E nesse último colóquio, você é tachado de incompetente pelo proprietário. Você  é um idiota. Só pediu verbalmente, nunca por escrito. 

E não adianta você dizer que melhor seria sempre que as pessoas conversassem.

E o proprietário ameaça processar você, pasme! 

E ele não entendeu nada!

E você se retira. 

E traz um fiscal.

E é feita a notificação, que dá início a um trâmite que leva a multa e outros desdobramentos.

E você fica pensando, pensando... se sua atitude foi anti-cristã, cidadã ou profissional.

 

ATO STACATTO DESACATO 3

Uma pessoa  de carreira no governo, concursada portanto, não se acerta com chefe algum, por ser pouco afeita ao trabalho, por faltar demais. E por deixar claro que não pretende fazer carreira, ser admirada e respeitada como profissional, quer apenas se aposentar, afirma sem rodeios. E ainda falta tempo para isso.

E todos reclamam dela. Mas ninguém quer dar continuidade ao caso da forma correta.

E as fichas de avaliação são positivas.

E ninguém carimba "falta" em sua folha de ponto, com receio de prejudicá-la.

E hoje eu refletia...

 

A pessoa mais certa parece ser a pessoa relapsa, por incrível que pareça. Certa, porque percebeu que a sua atitude relapsa habitual é acobertada. Então, age dentro de uma lógica. Bem particular, convenhamos, mas uma lógica, um raciocínio cartesiano. Como ninguém age como deveria, quem está errado, na realidade, são os seus chefes. Que se alternam. E se omitem. Ninguém quer ser o agente da demissão. Por medo, quem sabe por falta de noções de cidadania.

O amigo Veras Neto, médico e filósofo prático sem diploma, diz que nesses casos só são duas alternativas para não se conseguir demitir uma pessoa — falta de competência no seu treinamento, ou falta de determinação para despedi-la.

 

Escrevi um artigo certa vez chamado Cidadão  cristão. Está no meu site em "Coisas do espírito". Lá eu manifesto a indecisão de uma pessoa comum entre ser cidadão e ser cristão. Às vezes parece que a gente chega a entender direitinho como agir em situações delicadas em que a dúvida eclode. Às vezes parece que o caso é intrincado demais para o nosso entendimento. E tudo volta à estaca zero na nossa cabecinha.

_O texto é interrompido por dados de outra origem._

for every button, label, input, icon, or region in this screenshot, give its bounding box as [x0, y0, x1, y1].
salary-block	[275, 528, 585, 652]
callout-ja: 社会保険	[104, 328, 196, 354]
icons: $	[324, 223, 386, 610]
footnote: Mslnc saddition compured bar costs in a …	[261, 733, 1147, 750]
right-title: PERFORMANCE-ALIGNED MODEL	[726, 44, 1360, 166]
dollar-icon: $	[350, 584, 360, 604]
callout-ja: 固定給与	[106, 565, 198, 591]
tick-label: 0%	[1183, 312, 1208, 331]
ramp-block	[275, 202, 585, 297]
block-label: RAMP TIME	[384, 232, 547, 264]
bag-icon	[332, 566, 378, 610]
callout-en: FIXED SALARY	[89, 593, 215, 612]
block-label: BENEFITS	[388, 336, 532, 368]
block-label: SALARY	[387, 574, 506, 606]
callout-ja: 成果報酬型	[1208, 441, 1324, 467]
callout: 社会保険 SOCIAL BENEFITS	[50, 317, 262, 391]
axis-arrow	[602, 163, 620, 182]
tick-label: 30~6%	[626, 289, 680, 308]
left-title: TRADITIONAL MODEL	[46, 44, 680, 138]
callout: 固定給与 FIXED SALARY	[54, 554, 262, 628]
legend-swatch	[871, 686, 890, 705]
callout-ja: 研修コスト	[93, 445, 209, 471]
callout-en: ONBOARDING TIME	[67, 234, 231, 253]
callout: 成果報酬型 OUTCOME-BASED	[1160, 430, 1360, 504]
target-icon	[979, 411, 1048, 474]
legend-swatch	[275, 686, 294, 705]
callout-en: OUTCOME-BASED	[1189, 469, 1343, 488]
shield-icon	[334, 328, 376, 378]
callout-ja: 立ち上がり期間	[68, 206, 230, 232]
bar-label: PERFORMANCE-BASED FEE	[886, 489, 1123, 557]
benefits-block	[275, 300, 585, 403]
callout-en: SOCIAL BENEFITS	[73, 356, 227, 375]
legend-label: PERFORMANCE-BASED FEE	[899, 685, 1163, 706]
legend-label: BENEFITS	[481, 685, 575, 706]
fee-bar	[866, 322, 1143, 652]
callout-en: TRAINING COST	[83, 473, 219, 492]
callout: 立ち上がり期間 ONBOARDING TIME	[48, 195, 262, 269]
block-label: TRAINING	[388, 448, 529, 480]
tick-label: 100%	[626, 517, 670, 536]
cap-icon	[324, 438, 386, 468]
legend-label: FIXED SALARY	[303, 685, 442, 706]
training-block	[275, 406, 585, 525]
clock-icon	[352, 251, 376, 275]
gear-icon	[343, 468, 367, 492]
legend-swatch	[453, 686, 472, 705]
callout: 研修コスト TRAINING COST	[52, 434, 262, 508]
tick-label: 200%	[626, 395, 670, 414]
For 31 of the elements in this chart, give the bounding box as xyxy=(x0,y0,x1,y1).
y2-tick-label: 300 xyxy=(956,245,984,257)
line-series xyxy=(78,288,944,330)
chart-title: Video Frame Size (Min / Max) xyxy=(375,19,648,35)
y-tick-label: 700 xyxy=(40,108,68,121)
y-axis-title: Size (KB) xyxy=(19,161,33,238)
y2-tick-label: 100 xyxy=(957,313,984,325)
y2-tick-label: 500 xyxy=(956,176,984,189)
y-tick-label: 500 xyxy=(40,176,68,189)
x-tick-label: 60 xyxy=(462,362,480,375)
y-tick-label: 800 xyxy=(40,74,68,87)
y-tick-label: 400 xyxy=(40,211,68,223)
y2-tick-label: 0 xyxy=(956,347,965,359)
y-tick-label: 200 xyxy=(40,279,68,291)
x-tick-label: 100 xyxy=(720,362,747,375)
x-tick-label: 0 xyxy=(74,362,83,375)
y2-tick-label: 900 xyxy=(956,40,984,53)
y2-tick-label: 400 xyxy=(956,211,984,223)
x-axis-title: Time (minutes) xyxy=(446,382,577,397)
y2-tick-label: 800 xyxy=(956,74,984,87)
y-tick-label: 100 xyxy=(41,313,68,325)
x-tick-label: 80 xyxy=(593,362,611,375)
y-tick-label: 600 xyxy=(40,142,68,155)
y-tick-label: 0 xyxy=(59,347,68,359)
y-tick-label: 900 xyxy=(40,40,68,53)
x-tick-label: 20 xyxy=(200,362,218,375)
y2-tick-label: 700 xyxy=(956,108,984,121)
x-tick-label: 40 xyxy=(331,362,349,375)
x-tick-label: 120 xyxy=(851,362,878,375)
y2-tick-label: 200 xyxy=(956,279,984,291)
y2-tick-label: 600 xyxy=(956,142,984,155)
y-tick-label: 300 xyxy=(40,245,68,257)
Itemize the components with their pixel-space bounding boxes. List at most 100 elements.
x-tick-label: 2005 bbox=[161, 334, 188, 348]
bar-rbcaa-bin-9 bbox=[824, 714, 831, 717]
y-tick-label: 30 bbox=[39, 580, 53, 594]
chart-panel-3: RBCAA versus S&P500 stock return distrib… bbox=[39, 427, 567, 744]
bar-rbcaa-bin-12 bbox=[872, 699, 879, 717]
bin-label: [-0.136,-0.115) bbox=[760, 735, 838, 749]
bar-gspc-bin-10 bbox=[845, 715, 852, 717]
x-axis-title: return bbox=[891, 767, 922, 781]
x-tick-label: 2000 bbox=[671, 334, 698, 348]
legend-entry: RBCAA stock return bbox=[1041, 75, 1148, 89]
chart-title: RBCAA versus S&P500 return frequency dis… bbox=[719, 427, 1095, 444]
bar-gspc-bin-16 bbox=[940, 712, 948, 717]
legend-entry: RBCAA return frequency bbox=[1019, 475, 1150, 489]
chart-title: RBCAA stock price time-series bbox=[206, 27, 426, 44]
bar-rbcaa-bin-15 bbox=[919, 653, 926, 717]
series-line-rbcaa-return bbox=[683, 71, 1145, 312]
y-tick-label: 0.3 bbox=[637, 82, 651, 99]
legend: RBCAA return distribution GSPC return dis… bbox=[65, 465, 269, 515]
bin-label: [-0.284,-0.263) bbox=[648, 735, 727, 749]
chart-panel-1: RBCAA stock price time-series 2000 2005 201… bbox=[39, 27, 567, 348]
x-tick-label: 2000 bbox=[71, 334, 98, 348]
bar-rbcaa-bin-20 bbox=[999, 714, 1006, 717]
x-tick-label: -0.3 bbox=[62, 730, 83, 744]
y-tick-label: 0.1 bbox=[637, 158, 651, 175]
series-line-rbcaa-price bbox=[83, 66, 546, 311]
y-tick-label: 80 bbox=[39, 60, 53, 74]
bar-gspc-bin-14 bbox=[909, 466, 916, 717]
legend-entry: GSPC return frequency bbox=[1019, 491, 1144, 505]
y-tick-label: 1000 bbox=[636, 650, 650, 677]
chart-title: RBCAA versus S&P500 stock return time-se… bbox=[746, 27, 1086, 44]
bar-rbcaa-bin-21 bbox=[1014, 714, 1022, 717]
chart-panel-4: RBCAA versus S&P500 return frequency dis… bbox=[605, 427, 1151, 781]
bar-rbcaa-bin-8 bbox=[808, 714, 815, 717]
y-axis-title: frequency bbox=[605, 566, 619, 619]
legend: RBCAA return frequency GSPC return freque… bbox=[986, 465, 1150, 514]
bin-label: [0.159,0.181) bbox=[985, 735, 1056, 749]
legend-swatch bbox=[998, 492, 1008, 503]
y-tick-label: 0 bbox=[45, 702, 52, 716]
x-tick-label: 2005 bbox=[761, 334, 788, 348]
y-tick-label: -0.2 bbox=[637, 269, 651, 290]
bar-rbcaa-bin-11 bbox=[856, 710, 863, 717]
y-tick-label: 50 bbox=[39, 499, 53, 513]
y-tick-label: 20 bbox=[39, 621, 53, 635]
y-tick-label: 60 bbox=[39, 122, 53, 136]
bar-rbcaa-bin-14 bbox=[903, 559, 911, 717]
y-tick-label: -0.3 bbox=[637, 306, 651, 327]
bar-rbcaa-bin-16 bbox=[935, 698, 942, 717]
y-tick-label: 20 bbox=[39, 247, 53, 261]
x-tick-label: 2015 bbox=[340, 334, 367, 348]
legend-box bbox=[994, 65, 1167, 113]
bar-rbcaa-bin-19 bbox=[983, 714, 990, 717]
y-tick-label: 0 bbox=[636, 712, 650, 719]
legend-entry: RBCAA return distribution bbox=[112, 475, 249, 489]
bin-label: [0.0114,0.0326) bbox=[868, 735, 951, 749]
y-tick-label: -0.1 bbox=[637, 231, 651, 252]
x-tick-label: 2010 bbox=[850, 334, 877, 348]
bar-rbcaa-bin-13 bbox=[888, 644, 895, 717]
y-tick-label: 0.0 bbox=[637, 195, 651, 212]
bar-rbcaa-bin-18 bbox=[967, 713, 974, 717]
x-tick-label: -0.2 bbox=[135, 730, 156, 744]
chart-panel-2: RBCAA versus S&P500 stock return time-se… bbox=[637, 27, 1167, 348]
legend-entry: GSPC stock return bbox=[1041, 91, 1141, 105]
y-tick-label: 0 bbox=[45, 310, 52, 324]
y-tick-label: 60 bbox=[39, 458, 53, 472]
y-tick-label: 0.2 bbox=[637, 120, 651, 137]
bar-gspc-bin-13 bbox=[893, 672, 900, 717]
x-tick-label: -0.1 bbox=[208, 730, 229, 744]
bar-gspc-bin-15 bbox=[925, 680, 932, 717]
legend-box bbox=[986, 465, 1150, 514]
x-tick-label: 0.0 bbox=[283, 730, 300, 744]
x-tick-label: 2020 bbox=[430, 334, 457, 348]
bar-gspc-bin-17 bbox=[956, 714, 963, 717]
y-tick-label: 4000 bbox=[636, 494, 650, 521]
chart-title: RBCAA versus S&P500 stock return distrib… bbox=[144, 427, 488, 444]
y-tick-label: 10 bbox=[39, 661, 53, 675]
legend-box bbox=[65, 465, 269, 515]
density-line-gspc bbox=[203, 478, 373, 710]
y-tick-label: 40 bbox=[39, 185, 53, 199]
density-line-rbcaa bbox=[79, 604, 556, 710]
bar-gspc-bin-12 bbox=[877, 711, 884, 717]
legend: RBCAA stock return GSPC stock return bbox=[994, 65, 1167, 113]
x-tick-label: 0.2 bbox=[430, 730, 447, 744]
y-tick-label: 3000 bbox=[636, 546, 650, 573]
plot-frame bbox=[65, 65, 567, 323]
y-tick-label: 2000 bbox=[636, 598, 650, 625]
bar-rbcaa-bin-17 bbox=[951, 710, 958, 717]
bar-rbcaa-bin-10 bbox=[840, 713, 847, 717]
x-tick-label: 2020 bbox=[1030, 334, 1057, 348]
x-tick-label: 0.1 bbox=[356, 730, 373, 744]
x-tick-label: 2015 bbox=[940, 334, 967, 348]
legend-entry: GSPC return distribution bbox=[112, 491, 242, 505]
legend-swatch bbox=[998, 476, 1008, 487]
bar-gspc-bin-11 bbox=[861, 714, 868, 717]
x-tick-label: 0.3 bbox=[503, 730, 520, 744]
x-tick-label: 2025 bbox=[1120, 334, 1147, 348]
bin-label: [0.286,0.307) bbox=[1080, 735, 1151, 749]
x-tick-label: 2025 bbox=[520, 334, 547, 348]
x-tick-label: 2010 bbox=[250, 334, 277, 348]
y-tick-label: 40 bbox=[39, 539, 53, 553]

Não seria muito interessante, nos momentos de dúvida, ponderarmos se mais vale o interesse individual ou o público? Análise custo-benefício...

Resta alguma suspeita de  que o serviço público deveria ser saneado? e que é um bem que se faz à coletividade desligar da máquina pública milhares de pessoas nessa situação? que pouco fazem e que se sustentam com o dinheiro de nós todos?   

E volta a pergunta: "Cair na real e tomar atitude seria mesmo considerada como anti-cristã?". Ou não cabe aqui essa reflexão?

Foi nessa hora que a amiga Falcone me indagou, em conversa informal: "Mas o que é a atitude cristã nesse caso?". Respondi que é perdoar, relevar, entender as deficiências dos outros.  Cientes ainda de que se a justiça dos homens não acontece, a divina pode tardar, mas não falta. E você pensa, pensa... até onde vai o nosso dever?

E vamos seguindo, atitudes ora mosaicas, ora cristãs, ora nem uma coisa nem outra. Mas sabemos que Moisés agia de acordo com o nível de compreensão da humanidade de então.  Para muitos, esse nível ainda é o mesmo de há 4.300 anos passados.

E ressalte-se: falar em nível de compreensão deixa margem a querer dizer do meu. Ou também do outro. E seguimos, matutando, matutando... Isto é crônica, ensaio, artigo ou apenas um desabafo muito mal escrito?